An Amazon Prime advertisement offering consumers a free 30-day trial has been banned in the UK by a consumer watchdog agency because it wasn’t clear a paid subscription would start right away if not cancelled.

Britain’s Advertising Standards Authority made the decision to ban the ad after receiving complaints from six people that Amazon Prime had not made it clear they would be charged a subscription fee for failing to cancel their account. They also complained about the ad not stating Amazon Prime subscription costs, according to The Guardian.

The plastic direct mail coupon from Amazon Prime said: “Dear (recipient’s name), I’m sending you this letter because I want you to know that you are eligible for a free trial of Amazon Prime… Start your 30-day free trial today and watch as much as you want… That’s all there is to it…”

It would have given customers access to free shipping for a month along with a list of free videos streaming online, but instead sparked a storm of comments on Twitter.

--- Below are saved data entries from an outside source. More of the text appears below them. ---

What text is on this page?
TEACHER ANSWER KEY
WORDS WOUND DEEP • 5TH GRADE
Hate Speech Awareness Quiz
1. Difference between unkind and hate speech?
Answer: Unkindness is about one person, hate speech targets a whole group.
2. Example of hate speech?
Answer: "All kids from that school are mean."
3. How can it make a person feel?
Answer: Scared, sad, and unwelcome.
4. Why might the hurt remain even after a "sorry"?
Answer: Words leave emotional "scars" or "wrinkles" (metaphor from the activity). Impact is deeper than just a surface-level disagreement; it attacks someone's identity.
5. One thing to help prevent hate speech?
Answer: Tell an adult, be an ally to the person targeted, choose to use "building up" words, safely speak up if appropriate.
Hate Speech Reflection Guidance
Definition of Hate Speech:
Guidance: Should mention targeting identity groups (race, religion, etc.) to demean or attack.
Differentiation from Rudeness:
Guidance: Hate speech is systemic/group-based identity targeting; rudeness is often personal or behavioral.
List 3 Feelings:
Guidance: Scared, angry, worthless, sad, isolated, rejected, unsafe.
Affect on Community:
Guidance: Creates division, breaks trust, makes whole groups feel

Small letters printed on the bottom of the Amazon Prime card said, “Paid subscription starts automatically after free trial unless cancelled,” but that wasn’t enough for the advertising watchdog agency, which said the ad was misleading.

“We did not consider that it was sufficient to include the information about the automatic paid subscription in the small print of the ad only and therefore did not consider that that information was sufficiently prominent to make clear the extent of the commitment consumers must make to take advantage of the offer. We concluded the ad was likely to mislead.”

Amazon Europe said it was normal for companies to convert free trials to paid subscriptions if they weren’t cancelled and consumers would know this. They also said users were reminded of the fee again during the registration process.

The BBC reported that 10 million people signed up with Amazon Prime during the last three months of 2014.

The agency also said the advertisement misled consumers by not clearly stating they would be charged £79 a year for membership or that the charge for Amazon Prime Instant Video was £5.99 a month.

The agency banned Amazon Prime from sending out the ad again in its current form.

As reported by the Inquisitr, Amazon Prime video offerings this month will include the movie Taxi Driver, the TV show Drunk History, Donnie Brasco and the movie Hustler.